Foods High In Omega-6 You Should Avoid Eating Every Day

Many people endure the fishy burps associated with taking fish oil supplements because they know the benefits of omega-3 fatty acids. Omega-3s, which are found in fatty fish such as salmon, can reduce inflammation and ward off chronic disease. Omega-6, which is omega-3's close cousin, is pro-inflammatory. Some inflammation is important to battle against infection, but too much inflammation isn't good for you. Therefore, it's important to find a good balance of omega-3s and omega-6s.

The Western diet tends to be overloaded with omega-6 fatty acids and low in omega-3s. According to a 2021 article in Missouri Medicine, people consume 20 times more omega-6s compared to omega-3s. This can lead to chronic inflammatory conditions such as rheumatoid arthritis, allergies, ulcerative colitis, and Crohn's Disease.

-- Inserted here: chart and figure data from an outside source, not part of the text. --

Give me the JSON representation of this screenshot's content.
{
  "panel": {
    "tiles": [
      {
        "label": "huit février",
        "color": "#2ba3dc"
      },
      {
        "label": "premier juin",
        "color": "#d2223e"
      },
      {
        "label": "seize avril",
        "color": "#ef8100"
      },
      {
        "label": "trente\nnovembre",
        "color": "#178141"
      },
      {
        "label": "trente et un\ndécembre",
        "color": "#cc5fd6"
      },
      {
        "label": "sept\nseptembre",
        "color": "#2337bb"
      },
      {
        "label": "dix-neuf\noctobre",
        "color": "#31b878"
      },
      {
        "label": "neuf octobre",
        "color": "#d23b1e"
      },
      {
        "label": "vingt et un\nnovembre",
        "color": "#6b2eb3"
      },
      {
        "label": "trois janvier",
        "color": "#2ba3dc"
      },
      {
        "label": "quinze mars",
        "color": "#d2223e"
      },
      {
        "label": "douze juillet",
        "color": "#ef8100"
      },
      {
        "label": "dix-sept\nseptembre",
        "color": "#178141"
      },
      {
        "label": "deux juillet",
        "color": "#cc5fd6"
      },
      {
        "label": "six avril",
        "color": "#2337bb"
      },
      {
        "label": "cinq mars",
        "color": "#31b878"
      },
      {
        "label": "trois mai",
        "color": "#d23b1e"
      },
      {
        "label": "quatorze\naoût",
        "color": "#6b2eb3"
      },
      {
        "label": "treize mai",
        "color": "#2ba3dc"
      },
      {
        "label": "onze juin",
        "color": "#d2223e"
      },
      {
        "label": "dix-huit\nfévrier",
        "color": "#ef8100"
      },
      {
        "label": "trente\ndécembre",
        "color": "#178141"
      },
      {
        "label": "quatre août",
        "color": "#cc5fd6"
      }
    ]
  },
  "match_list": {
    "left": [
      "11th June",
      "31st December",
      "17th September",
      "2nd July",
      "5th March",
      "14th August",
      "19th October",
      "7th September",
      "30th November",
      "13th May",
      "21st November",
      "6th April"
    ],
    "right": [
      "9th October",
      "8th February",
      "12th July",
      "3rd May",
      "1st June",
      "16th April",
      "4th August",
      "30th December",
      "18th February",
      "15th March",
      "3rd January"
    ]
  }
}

Nuts and seeds are good sources of omega-6 because they have a healthy ratio of omega-6 to omega-3. For example, an ounce of walnuts has an optimal omega-6 to omega-3 ratio of 4 to 1. Foods like fried onion rings have an unhealthy ratio of 20 to 1. You should avoid foods that have ingredients that have this high omega-6 to omega-3 ratio.

Ingredients that have an unhealthy omega-6 ratio

You'll find omega-6s in many types of cooking oil. Some might sound healthy, but they aren't in terms of cooling inflammation. Sunflower oil is used to make potato chips and some cookies, and it's relatively low in saturated fat. However, it has an omega-6 to omega-3 ratio of 775 to 1. Some fried foods, packaged foods, and desserts are made with soybean oil, which isn't so bad with a ratio of 7.4 to 1. However, check the ingredients for hydrogenated soybean and palm oil because these oils jack up the omega-6 ratio to 22. Corn oil has an omega-6 ratio of 45 to 1.

It might not be a surprise to know that many meats have more omega-6 to omega-3. Think about your pizza toppings. Even though a kielbasa sausage has some omega-3s, its ratio is 15 to 1. Pepperoni comes in with 22 times more omega-6, and ham has 30. Even chicken has a ratio of 23.

Balance out your omega-6 with more omega-3

You don't have to give up some of your favorite foods or ingredients if they're high in omega-6. Instead, you'll need to include more foods that are rich in omega-3. Some oils and foods have more omega-3 than omega-6, bringing their omega-6 to omega-3 ratio to less than 1. Try adding flaxseed oil to your foods to add more than 7 grams of omega-3 fatty acids and less than 2 grams of omega-6. Avoid cooking with it, however, because it can release harmful substances into your food.

Spreading an ounce of chia seeds into your yogurt or smoothie can also balance your omega-6s and omega-3s. With 5 grams of omega-3s, chia seeds have an omega-6 to omega-3 ratio of 0.33. Along with salmon, fish like tuna, mackerel, and whitefish have more omega-3s than omega-6. If you find your diet is lacking in omega-3s, you can also take an omega-3 supplement to boost your health.